Even so, city leaders seem determined to keep that burden low, offset in large part by special sales tax revenues that fund a good many of the city’s needs. The LOST is one such tax that generates 1 cent from every dollar spent in the city, even by visitors.

“If a resident is paying a dollar in taxes,” said City Manager Milliron, “I would be surprised if they’re getting no less than $1.18 in services back – and it could be greater. The reason behind that is that the LOST.

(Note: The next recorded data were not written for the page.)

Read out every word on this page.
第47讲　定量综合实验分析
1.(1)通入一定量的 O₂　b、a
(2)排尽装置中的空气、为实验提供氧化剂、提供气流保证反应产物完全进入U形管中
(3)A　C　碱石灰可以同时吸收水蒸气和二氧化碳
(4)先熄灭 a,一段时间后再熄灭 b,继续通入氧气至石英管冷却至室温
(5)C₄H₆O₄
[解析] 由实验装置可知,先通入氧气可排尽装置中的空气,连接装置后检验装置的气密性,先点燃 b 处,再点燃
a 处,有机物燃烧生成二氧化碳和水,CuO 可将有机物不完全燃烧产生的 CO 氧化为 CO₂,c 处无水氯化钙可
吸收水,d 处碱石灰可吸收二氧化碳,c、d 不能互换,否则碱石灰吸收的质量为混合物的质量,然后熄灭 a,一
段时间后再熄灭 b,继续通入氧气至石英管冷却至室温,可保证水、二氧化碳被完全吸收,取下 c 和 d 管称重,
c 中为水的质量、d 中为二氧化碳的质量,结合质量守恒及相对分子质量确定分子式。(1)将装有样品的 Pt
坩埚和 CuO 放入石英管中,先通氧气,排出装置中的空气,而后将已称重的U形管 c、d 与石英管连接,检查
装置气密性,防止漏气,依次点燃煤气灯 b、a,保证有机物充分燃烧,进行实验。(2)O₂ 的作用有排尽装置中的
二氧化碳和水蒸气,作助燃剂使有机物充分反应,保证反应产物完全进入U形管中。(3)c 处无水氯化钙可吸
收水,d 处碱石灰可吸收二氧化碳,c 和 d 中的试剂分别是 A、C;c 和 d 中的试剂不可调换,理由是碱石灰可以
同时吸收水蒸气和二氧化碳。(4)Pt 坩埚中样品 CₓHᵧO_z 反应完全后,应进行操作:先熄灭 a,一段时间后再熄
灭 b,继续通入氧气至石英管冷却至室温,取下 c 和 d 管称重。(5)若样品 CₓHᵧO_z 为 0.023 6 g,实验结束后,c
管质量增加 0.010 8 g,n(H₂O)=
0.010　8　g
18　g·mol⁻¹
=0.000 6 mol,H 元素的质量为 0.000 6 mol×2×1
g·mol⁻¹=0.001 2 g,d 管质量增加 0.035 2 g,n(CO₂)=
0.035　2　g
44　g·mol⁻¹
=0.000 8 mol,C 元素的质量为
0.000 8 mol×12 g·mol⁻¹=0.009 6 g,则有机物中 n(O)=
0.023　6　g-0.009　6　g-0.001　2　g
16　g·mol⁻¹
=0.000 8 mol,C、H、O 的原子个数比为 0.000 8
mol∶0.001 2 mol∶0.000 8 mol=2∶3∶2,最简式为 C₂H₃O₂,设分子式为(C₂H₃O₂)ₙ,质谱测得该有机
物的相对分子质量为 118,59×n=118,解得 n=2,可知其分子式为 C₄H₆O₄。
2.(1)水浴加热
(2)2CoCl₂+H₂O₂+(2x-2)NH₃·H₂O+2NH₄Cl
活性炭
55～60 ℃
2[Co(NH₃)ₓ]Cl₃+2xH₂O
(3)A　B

“Anyone who goes through (and) buys gas, stays in a hotel, everything, is chipping into the local tax base. That then allows us to roll back what the impact property taxes would be to the taxpayers. So they’re only paying a fraction of what it actually costs to operate the city, because that use tax offsets property taxes.”

Earlier this month, the city council set a millage, or tax rate, of 6.5; a level that is expected to generate $3.1 million, to pay for items set in the 2016 budget. That same budget anticipated $22 million in city revenues, meaning that the taxpayer’s share of the expense was about 14 percent.

City planners are now considering the 2017 budget, which will begin in January. To do so will require looking at the trends in city spending for the past year, balanced against similar trends in incomes, including all tax revenues.

According to a schedule adopted earlier this year, next year’s proposed budget will be presented to city council by Oct. 14; the first of two public hearings will be held four days later.

The schedule was set to ensure that a new mayor and Ward 4 council member would be available to have input on budget decisions. Both those positions are currently vacant, and will be filled during the Nov. 8 general election.

If all goes as planned, the final budget will be voted upon on Dec. 15 – and by summer of 2017, the budgeting process will begin all over again.